I’ve never really spoken about this before, but this week is Psoriasis Awareness Week and a couple of pieces I’ve seen already have made me want to share my own story. I’ve suffered with it since I was about 19 and after trying every treatment there is, I’m finally on the mend. But what’s going on?
Psoriasis is a disorder of the immune system, which means that I am attacking my own skin cells, causing them to grow faster. Everybody is constantly growing and shedding skin, that’s perfectly natural. During a flare-up, I can grow as much skin in 2 days as a normal person does in a month. I have plaque psoriasis, which is large areas of swollen red/silver skin. I can (and have) get patches anywhere; mostly back and legs but I’ve had it on the soles of my feet and inside my ears. Last spring, my hands were so bad that I couldn’t form fists. It’s too painful to sleep, and sometimes too painful to wear anything but the loosest clothes, so I’ve missed work. It’s made worse by stress, and so often I can fall into an infinite loop. It’s not a cleanliness issue, although showering is also very painful.
So what are the treatments? They start you with steroid creams, which basically tells your immune system to calm down. Eventually though your body learns to compensate and so they stop working. I had a all-over flare up, so we tried phototherapy. This entails going to hospital 3 times a week, getting naked and standing in a cupboard that throws UV rays at you. That takes about 8 weeks, and can cause sunburn. You can only have it so many times in a lifetime. That worked really well for me, although you have pigmentation that stays in your skin for 6 months or so, and nothing can fix that.

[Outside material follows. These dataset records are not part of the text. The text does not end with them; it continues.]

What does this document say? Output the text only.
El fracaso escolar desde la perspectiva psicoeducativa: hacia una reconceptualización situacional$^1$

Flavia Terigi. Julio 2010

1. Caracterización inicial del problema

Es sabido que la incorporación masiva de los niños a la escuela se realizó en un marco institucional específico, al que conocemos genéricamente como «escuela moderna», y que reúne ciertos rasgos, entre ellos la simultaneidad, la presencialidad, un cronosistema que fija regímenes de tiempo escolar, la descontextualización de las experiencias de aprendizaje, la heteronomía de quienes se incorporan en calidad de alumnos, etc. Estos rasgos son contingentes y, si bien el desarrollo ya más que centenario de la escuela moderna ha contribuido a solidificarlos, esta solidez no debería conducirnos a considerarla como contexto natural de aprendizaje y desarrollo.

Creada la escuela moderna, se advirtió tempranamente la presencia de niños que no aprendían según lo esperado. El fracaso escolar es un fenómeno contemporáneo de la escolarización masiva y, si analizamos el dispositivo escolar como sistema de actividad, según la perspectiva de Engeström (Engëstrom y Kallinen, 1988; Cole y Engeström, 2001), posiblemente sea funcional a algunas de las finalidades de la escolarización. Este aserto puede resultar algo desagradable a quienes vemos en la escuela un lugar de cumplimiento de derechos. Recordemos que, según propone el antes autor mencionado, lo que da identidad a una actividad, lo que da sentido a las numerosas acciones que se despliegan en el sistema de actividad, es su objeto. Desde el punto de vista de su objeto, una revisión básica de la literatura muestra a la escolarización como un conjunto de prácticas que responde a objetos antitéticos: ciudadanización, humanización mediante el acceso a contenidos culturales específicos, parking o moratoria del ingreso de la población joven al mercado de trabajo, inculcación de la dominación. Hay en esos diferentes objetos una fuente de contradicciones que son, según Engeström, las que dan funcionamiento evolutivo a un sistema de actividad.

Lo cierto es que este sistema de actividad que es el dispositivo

Like a third of psoriasis sufferers, I have arthritis that’s caused by it. It’s in one toe and one ankle. Treatments for that include methotrexate (the stuff they use in chemotherapy) and cyclosporin (a drug used to prevent organ rejection). They basically turn your immune system off, with all the fun that entails. I got sick easily and for longer than other people. It makes you feel sick. Methotrexate can cause your hair to fall out, your bone marrow to fail and sometimes your lungs, so I had to take folic acid along side. When that stopped working we tried cyclosporin, which has the very unfun side effect of making all your soft tissues feel like they’re burning (palms, ears, various places downstairs). I was on them when I went to Render Conf, and I caught a cold so bad that I had a week off work.
I’m currently on the last treatment there is. It’s very expensive (£10k a year) and it’s a self-injectable. It’s more targeted and so I have less side-effects although I still need to watch the immune system. I have to have the flu jab and that always makes me feel rotten.
It’s a terrible condition. It’s disfiguring, embarrassing and painful. It means I can’t donate bone marrow, or give blood. It means I still can’t go swimming because of all the pigmentation and scarring. The drugs they give you are awful and make you feel sicker. You can’t have children while you’re on them, not an issue for me, but being pregnant and fully flaring must be awful. We aren’t dirty, we just have a body that’s constantly trying to kill us. Fun fact, in very severe cases, it can cause complete skin failure and kill you. I’m pretty good now, in fact I’ve been given the go ahead to get another tattoo. It’s going to feel pretty sweet.